I torqued the middle bolts first, and then started torquing the 3 bolts on both sides.  If I would have had someone to help me I think it would have been harder.  This hitch weighs about 40 lbs and would be a nightmare for someone to hold up while I tried to get the bolts in the holes.

So scrap the Honda instructions and do the following:
1. Lift the driver's side first in place
2. Lift the passenger side over the exhaust next
3. Bolt the middle section first
4. Place one bolt loosely on one side
5. Place a second bolt on the other side
6. Start tightening the two side bolts and then place remaining bolts into it.

Now that I know how it's done, I'm sure it would have taken less than an hour to install.


In box

Out of box


Hitch pin and ball receiver

Finally INSTALLED!

The wiring harness was next.  This would have been an easy task if it wasn't for the rear wiring harness that was tucked away and was taped in TWO areas.  The front install was extremely easy.  First I disconnected the battery and then started to take off the two panels - one on the drivers side and the other  below the steering wheel.  Finding the hole underneath the dash was the only hard part.  Once that was finished I was able to hook up all the connectors and relay blocks.  Then I went to the rear driver's side and saw the plug tucked away.  I was able to pull it through after I released the driver's side bolts and middle bolts of the hitch.  This should have been done before the hitch was mounted but I didn't want a dangling wiring harness before the hitch was installed.  So after releasing the first set of green tape, I could not pull the harness far enough.  Eventually I put my fingers through and followed the harness back.  Apparently there was ANOTHER tape wrap!  This one was very difficult and I finally got a good hold of it and pulled until it broke.  After that the remaining clips and harness were easy to install under the bumper.

The last step involved putting in all the fuses in the fuse box in the engine bay and then reconnecting the battery.

Wheel Locks

Got a set of wheel locks and it took 15 mins to put all 4 on.  They even come with a bag that holds the key.

Monday, February 1, 2010

Bull Bar Installation



After an exhaustive search for an all black bull bar I finally found one. The installation should have taken nothing more than an hour but the cutting of the splash guard was really hard. In all it took me over 4 hours with the repositioning of the splash guard and cutting it to fit the brackets. The installation procedures come with a template but it only makes a cut for the area where the bolts for the bracket are. It does NOT cut into the area where the bracket sticks out beyond the splash guard.

Once the splash guard is cut and fitted, all it took was tightening six bolts for the bracket under the Ridgeline and four bolts to attach the bull bar to the brackets. The driver side of the bull bar was bent a little. I think this was done on purpose to be able to fit the bull bar without being flush against the bracket. After tightening the right side with the supplied bolts, that side was bent inwards and became flush against the bracket.

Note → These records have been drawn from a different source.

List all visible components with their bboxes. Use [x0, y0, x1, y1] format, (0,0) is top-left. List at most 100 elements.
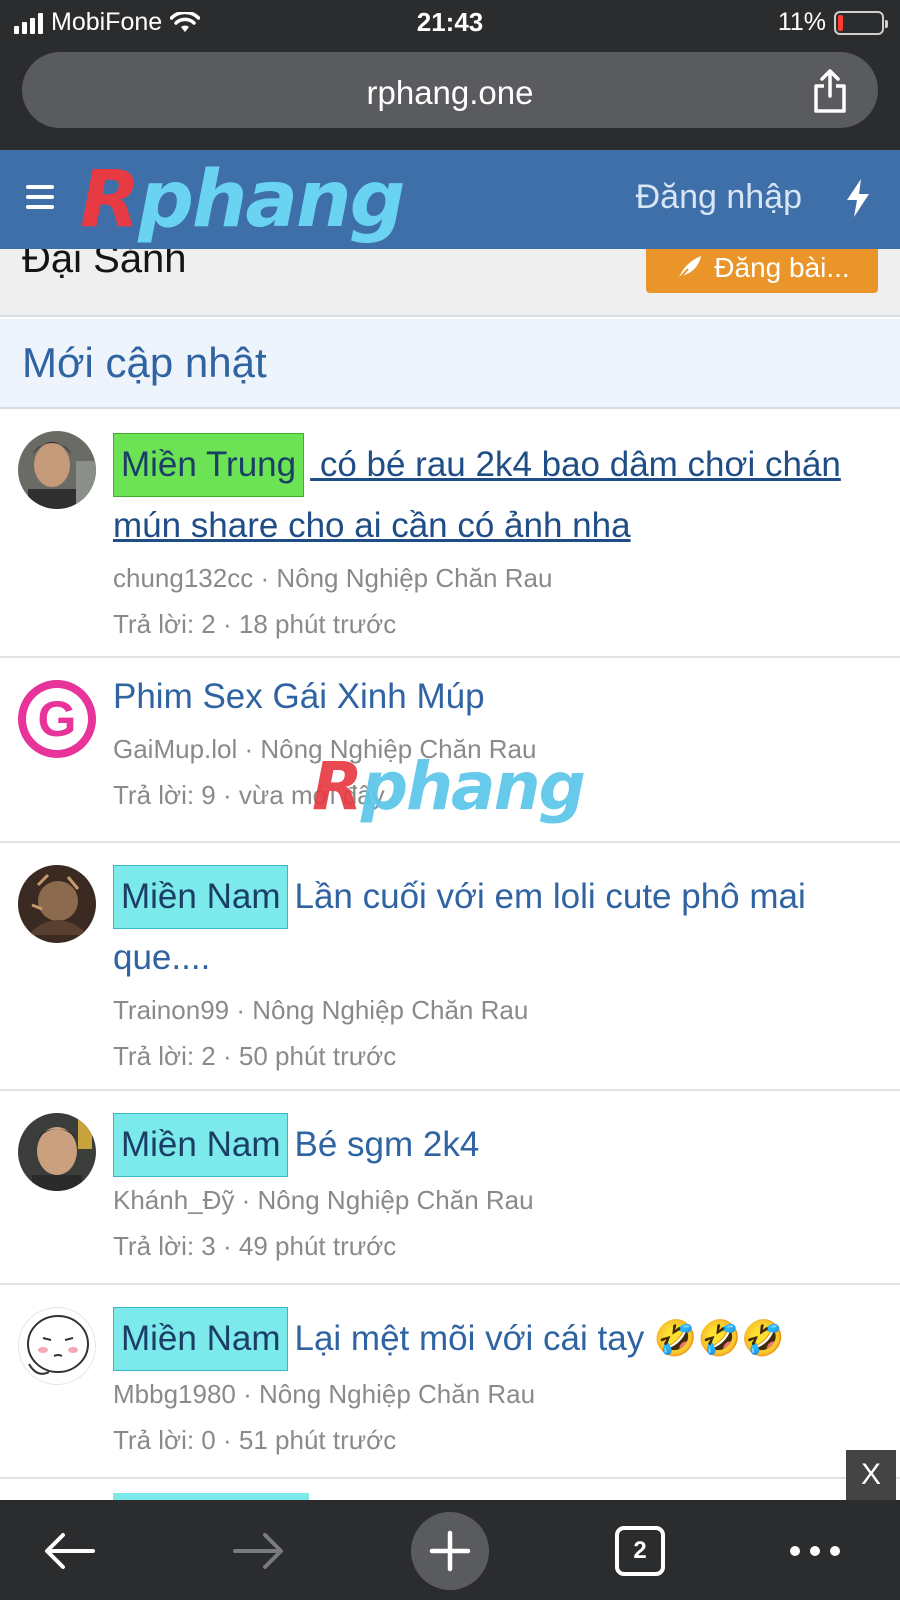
thread-author[interactable]: chung132cc — [113, 563, 253, 593]
status-time: 21:43 — [416, 7, 484, 37]
thread-time[interactable]: 51 phút trước — [239, 1425, 396, 1455]
battery-icon — [834, 10, 888, 35]
thread-meta: Khánh_Đỹ · Nông Nghiệp Chăn Rau — [113, 1177, 878, 1223]
new-post-label: Đăng bài... — [714, 252, 850, 283]
thread-time[interactable]: 49 phút trước — [239, 1231, 396, 1261]
thread-stats: Trả lời: 3 · 49 phút trước — [113, 1223, 878, 1269]
next-thread-prefix-peek — [113, 1493, 309, 1500]
thread-title[interactable]: Miền Nam Lại mệt mõi với cái tay 🤣🤣🤣 — [113, 1307, 878, 1371]
separator: · — [215, 1231, 239, 1261]
more-button[interactable] — [776, 1512, 854, 1590]
site-header: Rphang Đăng nhập — [0, 150, 900, 249]
thread-forum[interactable]: Nông Nghiệp Chăn Rau — [259, 1379, 535, 1409]
forward-button[interactable] — [220, 1512, 298, 1590]
tab-count: 2 — [633, 1537, 647, 1564]
tabs-button[interactable]: 2 — [601, 1512, 679, 1590]
separator: · — [215, 780, 239, 810]
status-right: 11% — [777, 8, 888, 37]
new-tab-plus-icon — [429, 1530, 471, 1572]
watermark-part-1: R — [312, 748, 363, 825]
thread-prefix[interactable]: Miền Nam — [113, 865, 289, 929]
avatar[interactable] — [18, 431, 96, 509]
separator: · — [229, 995, 253, 1025]
thread-title-text[interactable]: Phim Sex Gái Xinh Múp — [113, 677, 485, 716]
close-ad-button[interactable]: X — [846, 1450, 896, 1500]
url-text[interactable]: rphang.one — [22, 74, 878, 112]
watermark-logo: Rphang — [312, 748, 586, 825]
watermark-part-2: phang — [360, 748, 586, 825]
thread-meta: chung132cc · Nông Nghiệp Chăn Rau — [113, 555, 878, 601]
browser-url-area: rphang.one — [0, 44, 900, 150]
thread-replies: Trả lời: 3 — [113, 1231, 216, 1261]
battery-percent: 11% — [777, 8, 826, 36]
section-header: Mới cập nhật — [0, 319, 900, 409]
thread-replies: Trả lời: 0 — [113, 1425, 216, 1455]
next-thread-peek — [0, 1479, 900, 1500]
avatar[interactable] — [18, 1113, 96, 1191]
separator: · — [215, 1041, 239, 1071]
forward-arrow-icon — [233, 1533, 283, 1569]
thread-title[interactable]: Miền Nam Bé sgm 2k4 — [113, 1113, 878, 1177]
thread-stats: Trả lời: 0 · 51 phút trước — [113, 1417, 878, 1463]
separator: · — [237, 734, 261, 764]
page-title-bar: Đại Sảnh Đăng bài... — [0, 249, 900, 317]
hamburger-icon[interactable] — [26, 185, 54, 209]
avatar-letter-g: G — [26, 688, 88, 750]
thread-prefix[interactable]: Miền Nam — [113, 1113, 289, 1177]
separator: · — [234, 1185, 258, 1215]
thread-replies: Trả lời: 9 — [113, 780, 216, 810]
section-title: Mới cập nhật — [22, 339, 267, 386]
thread-replies: Trả lời: 2 — [113, 1041, 216, 1071]
thread-item[interactable]: Miền Trung có bé rau 2k4 bao dâm chơi ch… — [0, 411, 900, 658]
thread-item[interactable]: Miền Nam Lần cuối với em loli cute phô ma… — [0, 843, 900, 1091]
thread-item[interactable]: Miền Nam Lại mệt mõi với cái tay 🤣🤣🤣 Mbbg… — [0, 1285, 900, 1479]
status-bar: MobiFone 21:43 11% — [0, 0, 900, 44]
thread-stats: Trả lời: 2 · 50 phút trước — [113, 1033, 878, 1079]
site-logo[interactable]: Rphang — [80, 152, 405, 248]
thread-forum[interactable]: Nông Nghiệp Chăn Rau — [276, 563, 552, 593]
thread-title[interactable]: Miền Nam Lần cuối với em loli cute phô ma… — [113, 865, 878, 987]
thread-title[interactable]: Miền Trung có bé rau 2k4 bao dâm chơi ch… — [113, 433, 878, 555]
thread-time[interactable]: 50 phút trước — [239, 1041, 396, 1071]
thread-title-text[interactable]: Bé sgm 2k4 — [294, 1125, 479, 1164]
avatar[interactable] — [18, 865, 96, 943]
new-tab-button[interactable] — [411, 1512, 489, 1590]
share-icon[interactable] — [810, 68, 850, 114]
thread-forum[interactable]: Nông Nghiệp Chăn Rau — [252, 995, 528, 1025]
thread-body: Miền Trung có bé rau 2k4 bao dâm chơi ch… — [113, 433, 878, 647]
thread-prefix[interactable]: Miền Trung — [113, 433, 305, 497]
thread-body: Miền Nam Lại mệt mõi với cái tay 🤣🤣🤣 Mbbg… — [113, 1307, 878, 1463]
thread-body: Miền Nam Bé sgm 2k4 Khánh_Đỹ · Nông Nghiệ… — [113, 1113, 878, 1269]
thread-title-text[interactable]: Lại mệt mõi với cái tay 🤣🤣🤣 — [294, 1319, 784, 1358]
avatar[interactable]: G — [18, 680, 96, 758]
separator: · — [235, 1379, 259, 1409]
thread-meta: Trainon99 · Nông Nghiệp Chăn Rau — [113, 987, 878, 1033]
thread-author[interactable]: Mbbg1980 — [113, 1379, 236, 1409]
thread-author[interactable]: Trainon99 — [113, 995, 229, 1025]
thread-title[interactable]: Phim Sex Gái Xinh Múp — [113, 668, 878, 726]
back-button[interactable] — [30, 1512, 108, 1590]
bolt-icon[interactable] — [844, 178, 872, 218]
thread-prefix[interactable]: Miền Nam — [113, 1307, 289, 1371]
thread-replies: Trả lời: 2 — [113, 609, 216, 639]
battery-level — [838, 14, 843, 31]
new-post-button[interactable]: Đăng bài... — [646, 249, 878, 293]
logo-part-1: R — [80, 155, 140, 245]
separator: · — [215, 609, 239, 639]
logo-part-2: phang — [138, 155, 405, 245]
thread-author[interactable]: GaiMup.lol — [113, 734, 237, 764]
address-bar[interactable]: rphang.one — [22, 52, 878, 128]
more-dots-icon — [790, 1546, 840, 1556]
browser-toolbar: 2 — [0, 1500, 900, 1600]
thread-forum[interactable]: Nông Nghiệp Chăn Rau — [258, 1185, 534, 1215]
thread-item[interactable]: Miền Nam Bé sgm 2k4 Khánh_Đỹ · Nông Nghiệ… — [0, 1091, 900, 1285]
login-link[interactable]: Đăng nhập — [636, 178, 802, 217]
thread-time[interactable]: 18 phút trước — [239, 609, 396, 639]
separator: · — [253, 563, 277, 593]
thread-author[interactable]: Khánh_Đỹ — [113, 1185, 234, 1215]
page-title: Đại Sảnh — [22, 249, 187, 281]
feather-icon — [676, 256, 702, 282]
avatar[interactable] — [18, 1307, 96, 1385]
tabs-icon: 2 — [615, 1526, 665, 1576]
thread-stats: Trả lời: 2 · 18 phút trước — [113, 601, 878, 647]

Next was the positioning of the bar. I eyeballed it and used a jack stand with a towel on top, so as not to scratch the paint, to hold the position while I tightened. It looks like I didn't center it too well since it is slightly drooping on the passenger side. This should be an easy fix of loosening the two bolts, positioning up a little, and tightening again.

I had a couple of auxiliary lights from the FJ brush guard that I bolted on there PRIOR to the installation.



Next will be the wiring up of the lights. Hopefully the Honda switch/button will work well and I will have a clean look. If not, I'll probably cut one of the covers and have the Tacoma switch on top of it.


Tuesday, December 15, 2009

FJ is gone





I decided to purchase a Honda Ridgeline after the FJ. It's a nice truck with many possibilities.

Step 1 - Sell all FJ parts for the Ridgeline accessories.